The Division of China Once More and the Intermingling of Ethnic Groups - The Three Kingdoms, the Two Jin Dynasties and the Southern and Northern Dynasties
The period of the Three Kingdoms, the Western and Eastern Jin dynasties and the Southern and Northern dynasties is also called the period of Wei, Jin and the Southern and Northern dynasties. It started in 220 AD, when Cao Pi claimed himself emperor of the Kingdom of Wei, and ended in 589, when the Sui Dynasty wiped out Chen and united the whole country once more.
In 221, the year after the setting up of the Kingdom of Wei, Liu Bei established the Kingdom of Shu, and in 222 Sun Quan founded the Kingdom of Wu, which formed a situation of tripartite confrontation. The capitals of these three kingdoms were located in today's Luoyang, Chengdu and Nanjing, respectively.
In 263, Wei wiped out Shu. In 265, Sima Yan, a Wei minister, seized the throne of Wei, declared founding of the Jin Dynasty and chose Luoyang as his capital. This is known as the Western Jin Dynasty. In 280, Sima Yan conquered Wu, ending the Three Kingdoms Period, but the Jin Dynasty itself was overrun by nomadic people in 316.
In 317, Sima Rui, a descendant of the royal family of the Jin Dynasty, proclaimed himself emperor of the Eastern Jin Dynasty, whose capital was today's Nanjing. At the same time, several minority ethnic groups in the Yellow River basin also established many states. For more than 130 years, northern China was chaotically divided, in a period called the "era of the sixteen states".

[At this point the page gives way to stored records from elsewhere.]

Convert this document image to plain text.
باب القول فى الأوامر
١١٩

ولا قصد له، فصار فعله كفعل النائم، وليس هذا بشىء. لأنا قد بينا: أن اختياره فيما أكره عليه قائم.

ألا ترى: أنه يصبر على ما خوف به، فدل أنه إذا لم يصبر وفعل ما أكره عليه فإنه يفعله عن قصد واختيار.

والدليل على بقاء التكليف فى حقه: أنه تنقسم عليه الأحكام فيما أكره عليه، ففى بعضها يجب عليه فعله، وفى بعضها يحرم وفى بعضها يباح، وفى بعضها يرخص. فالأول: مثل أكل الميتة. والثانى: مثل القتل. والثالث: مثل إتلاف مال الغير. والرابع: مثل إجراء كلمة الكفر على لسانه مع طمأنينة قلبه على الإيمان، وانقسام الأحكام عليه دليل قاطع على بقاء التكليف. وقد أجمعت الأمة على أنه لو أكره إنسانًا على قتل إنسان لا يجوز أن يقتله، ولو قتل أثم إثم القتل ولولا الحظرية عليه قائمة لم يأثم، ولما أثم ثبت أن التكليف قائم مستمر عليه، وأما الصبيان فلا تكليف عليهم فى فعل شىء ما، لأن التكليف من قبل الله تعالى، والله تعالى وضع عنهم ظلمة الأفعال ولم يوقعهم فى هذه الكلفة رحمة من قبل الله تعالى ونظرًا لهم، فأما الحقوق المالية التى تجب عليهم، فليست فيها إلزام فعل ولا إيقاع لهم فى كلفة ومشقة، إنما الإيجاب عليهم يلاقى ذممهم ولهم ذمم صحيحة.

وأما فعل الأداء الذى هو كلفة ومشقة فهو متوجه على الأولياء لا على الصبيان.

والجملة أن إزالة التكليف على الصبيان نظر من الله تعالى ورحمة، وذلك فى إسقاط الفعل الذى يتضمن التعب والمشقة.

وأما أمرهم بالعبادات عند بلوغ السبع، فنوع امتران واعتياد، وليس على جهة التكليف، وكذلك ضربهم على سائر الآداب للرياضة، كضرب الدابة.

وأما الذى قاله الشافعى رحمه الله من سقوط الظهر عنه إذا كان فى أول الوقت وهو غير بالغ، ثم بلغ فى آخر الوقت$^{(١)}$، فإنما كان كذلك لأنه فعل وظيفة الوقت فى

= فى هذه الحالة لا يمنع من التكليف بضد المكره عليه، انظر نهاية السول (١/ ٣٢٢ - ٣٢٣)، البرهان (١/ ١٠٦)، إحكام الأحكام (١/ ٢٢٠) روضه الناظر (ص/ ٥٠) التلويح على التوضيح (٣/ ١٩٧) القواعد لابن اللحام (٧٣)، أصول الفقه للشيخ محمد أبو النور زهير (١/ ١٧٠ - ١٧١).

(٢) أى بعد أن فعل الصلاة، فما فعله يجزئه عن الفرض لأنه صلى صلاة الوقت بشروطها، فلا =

In 439, Northern Wei, established by a minority people, united the north. Emperor Xiaowen of Northern Wei effected reforms, decreeing the adoption of native Chinese institutions, language and costume. This resulted in a great intermixing of different ethnic groups in the north. Later, Northern Wei split into Eastern and Western Wei, and then Northern Qi replaced Eastern Wei, and Northern Zhou replaced Western Wei. The above five northern dynasties are known as the Northern Dynasties. During the 170 years from 420 to 589 AD, following the fall of Eastern Jin, there appeared four dynasties in succession, namely, Song, Qi, Liang and Chen, whose capitals were all situated in today's Nanjing. These four dynasties are called the Southern dynasties. The period when the Southern dynasties and the Northern Dynasties co-existed is called the Southern and Northern dynasties.
During the Three Kingdoms Period there emerged a great number of outstanding statesmen and generals, the foremost of whom were Cao Cao and Zhuge Liang. And the two Jin dynasties and the Northern and Southern dynasties produced many famous strategists, scientists, literary figures, painters and calligraphers. Also, a large number of famous works were produced which had a positive influence on the development of the social and natural sciences. These scientific and cultural achievements are gems of the Chinese cultural heritage.